Image: Amber wears the Swim Good Bralette and Brief by Good Studios

Swimwear isn't great for our oceans, because traditionally these pieces are made using plastic-derived fibres like polyester and nylon. These fibres shed dangerous microfibres into our oceans. And even sustainable swimwear brands haven't found a perfect solution to this problem. While they do use recycled nylon – which is upcycled from things like fishing nets – there are few other fabrics that compare with the performance qualities of nylon. Namely stretch and movement.

So ,while recycled nylon represents a more sustainable option for the short-term, it is not a perfect solution for the long-term. Which leads us to ask: what is the future for sustainable swimwear?

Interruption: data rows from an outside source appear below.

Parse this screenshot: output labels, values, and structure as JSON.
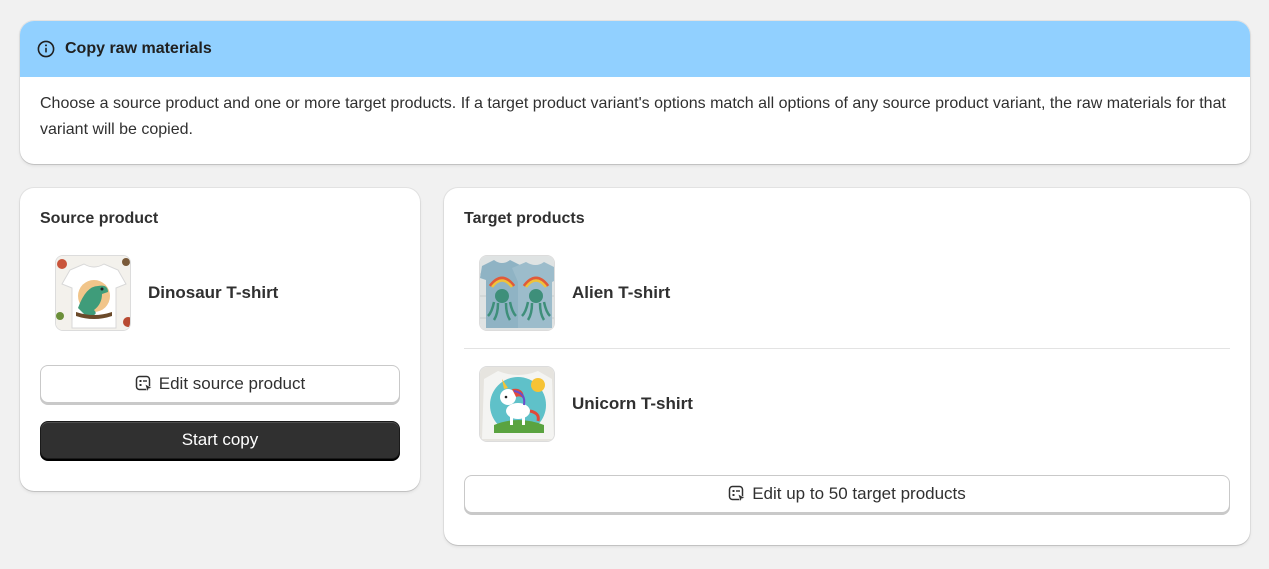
{
  "banner": {
    "title": "Copy raw materials",
    "icon": "info-icon",
    "color": "#91d0ff",
    "body": "Choose a source product and one or more target products. If a target product variant's options match all options of any source product variant, the raw materials for that variant will be copied."
  },
  "source": {
    "title": "Source product",
    "product": {
      "name": "Dinosaur T-shirt",
      "image": "dinosaur-tshirt-image"
    },
    "edit_label": "Edit source product",
    "edit_icon": "product-select-icon",
    "start_label": "Start copy"
  },
  "target": {
    "title": "Target products",
    "products": [
      {
        "name": "Alien T-shirt",
        "image": "alien-tshirt-image"
      },
      {
        "name": "Unicorn T-shirt",
        "image": "unicorn-tshirt-image"
      }
    ],
    "edit_label": "Edit up to 50 target products",
    "edit_icon": "product-select-icon"
  }
}
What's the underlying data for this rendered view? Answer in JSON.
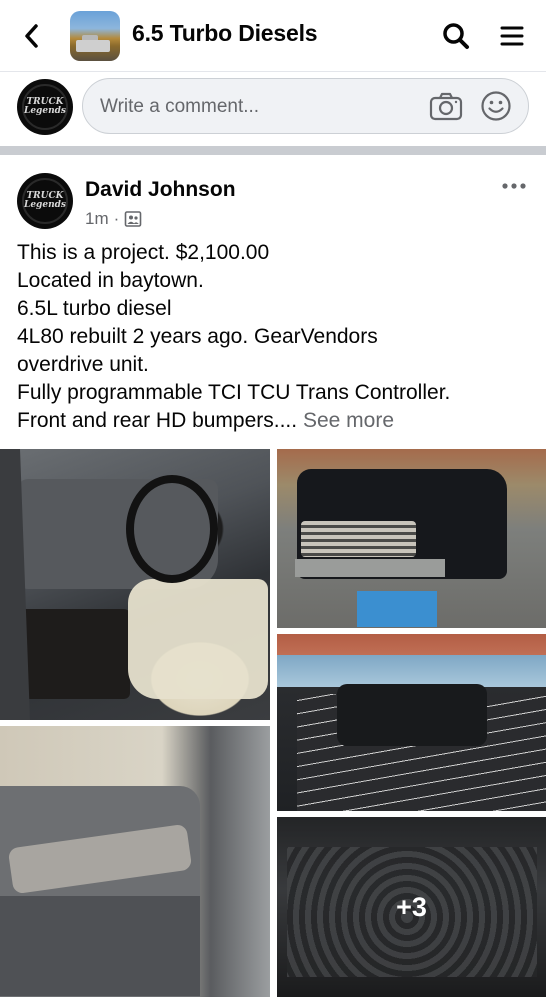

While some smaller independent designers on Etsy are taking a retro approach and crafting swimsuits out of cotton, other brands like Ambika Boutique are also using this natural fibre to create crochet swimwear. Future King and Queen points to some other innovative brands, too, like Hemp Huggers and Natasha Tonic, which both use hemp to create their sustainable swimwear. 

Somewhat surprisingly, certain brands are even making swimmers out of merino wool. Outerknown, for example, has made the world's first merino wool trunk using Australian merino wool. And, although these natural fibres might not boast the same performance properties as man-made alternatives, they do represent a good starting point. 

If innovations like Nagnata's sophisticated technology for knitting organic cotton and merino wool activewear is anything to go by, things are only likely to improve where the technology is concerned. And on this note, lab-based fabric developments are only getting better and better too. Which is why we're holding out for a lab-grown, plant-based alternative to plastic-derived fibres.

Already there have been some exciting developments in creating nylon from plant (rather than petroleum) oils. Mostly, these fibres have been used for things like compostable toothbrushes so far, but if we can find a way to develop this bio nylon into a viable fabric alternative, then it could be a major win for the future of swimwear.

In the meantime, though, it's important to avoid virgin polyester swimsuits and opt for sustainable swimwear instead, like those made using Econyl. Also be mindful of how you care for your swimsuit, to give it the maximum lifecycle possible. Always rinse these pieces in cold water after a dip, for example, and choose handwashing over machine washing, every time.